Flexible Point Redemption Rates will come into effect partially in March 2022, through the end of that year, and entirely from 2023. Members can continue booking awards at their current off-peak, standard, and peak rates through March 2022.
You can access Marriott Bonvoy here.
READ MORE: Marriott Bonvoy Rate & Bonus Points Offers
Here’s a note that we received from Marriott:
We are announcing the transition to Flexible Point Redemption Rates in March 2022. Rates will more closely resemble hotel rates and give members more flexibility and options to explore our portfolio when redeeming points for stays.
We will add more price points than the fixed off-peak, standard, peak rates for our members to give them more options when they are looking for the best redemption value.
Flexible point redemption rates will mean that more rooms overall will be available for redemption stays because our hotels will be able to better manage room inventory.
The award chart will go away in March; however, we expect redemption rates for nearly all hotels – more than 97% – will continue to range between their current off-peak and peak redemption rates for stays throughout 2022. That means less than 3% of hotels will have redemption rates in a higher range than where they are currently in the award chart. For stays beyond 2022, we will adjust rates based more closely on hotel rates.
Between now and March, the current award chart with peak off, standard, and peak rates remains in place.
A few things to note here:
Bonvoy expects that 97% of the hotels will require the number of points somewhere along the lines of their current off-peak and peak awards IN 2022.
When the Flexible Point Redemption Rates are fully rolled out in 2023, I assume that most hotels where members redeem their points will require more than today when the point rates go hand in hand with the paid ones.
Pros & Cons of dynamically priced hotel awards:
Accor, Hilton (premium room awards), and IHG have moved to entirely or partially dynamically priced hotel awards, making aspirational ones very expensive points-wise. You can read more at our previous article here:
- The price of the award fluctuates with the paid rates.
- Usually, all the taxes and fees, including resort ones, are included.
- You can use your points towards multiple rate types (Accor).
- Simplifies the program – makes it easier to understand for a casual member.
- You can mix and match points and cash.
- No need for the program to adjust hotel categories annually.
- It sucks all the fun of the program, making it essentially a cashback one.
- Stays at aspirational properties become extremely expensive in terms of points required.

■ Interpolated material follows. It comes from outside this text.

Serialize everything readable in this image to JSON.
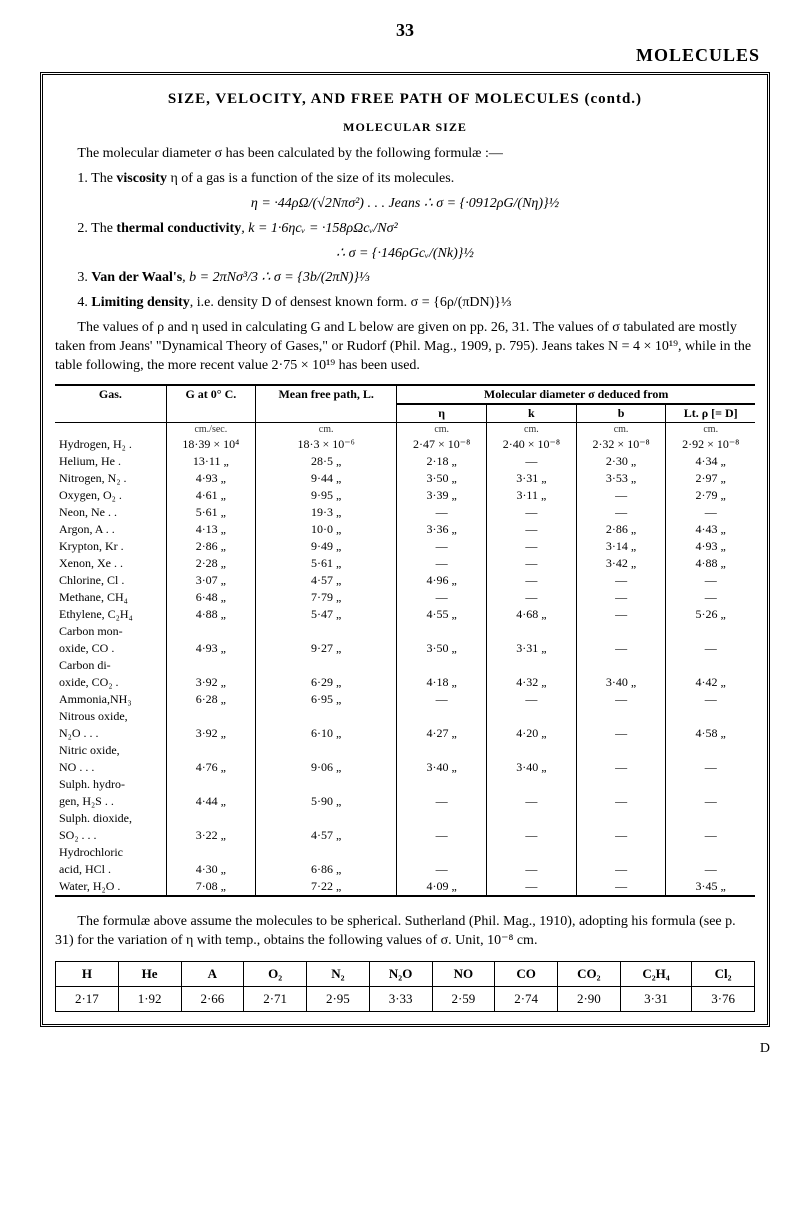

- No point in swiping affiliated credit cards – cashback is better.
- You end up paying all the taxes, service, and resort fees that the hotel usually collects on paid rates that are generally excluded from awards.
- Cancellation rates are in hand with the paid rates, while static awards are USUALLY flexible.
- Free night certificates issued by cobranded credit cards must have a cash maximum.
- The number of points for awards wildly fluctuates with the paid rates.
- You can only use points towards most publicly available rates (some deeply discounted may be excluded like Accor).
- You likely earn free nights faster by using OTA programs or merely booking the cheapest rate available that hotel programs rarely match (10% to 30% off).
Current Award Chart:
Marriott Bonvoy awards are semi-dynamic already, considering that a hotel in each category has SIX different point requirements depending on OFF-PEAK, STANDARD, and PEAK combined with Saver and Standard.
You can already redeem Marriott Bonvoy points for Instant Rewards that you can use to offset your folio expenses:
The value of a Marriott Bonvoy point is 0.4 cents each, which is well in line with what IHG and Hilton points are worth.
How I expect Marriott’s new system to work:
You can currently book a five-night award stay for 400,000 points that would cost $12,405 if paid in cash with taxes/fees included.
When you move to fully dynamically priced awards and value Marriott Bonvoy point at 0.6 cents each, this same award would cost 2,067,500 points, an increase of 417%.
Le Meridien Bangkok
You could stay at the Le Meridien Bangkok for 120,000 points or pay 23,071 THB ($697). The price using points if you value Marriott Bonvoy point at 0.6 cents each would be 116,167 points.
Marriott Bonvoy members should evaluate if swiping cobranded cards from Chase, American Express, and others (there are cobranded cards outside of the US too) makes much sense after this move because they have essentially become cashback cards but with only one redemption option.
I would assume that Marriott will do something soon with the airline partner redemptions because they are the way to go after this round of devaluation. Surely, Marriott doesn’t want cash going out from the system to the airlines.
Dynamically priced awards make the planning of award stays increasingly difficult because the paid rates can fluctuate wildly, and so will the point requirements if they go precisely hand in hand. Also, the timing of award reservations becomes vital due to rate fluctuations.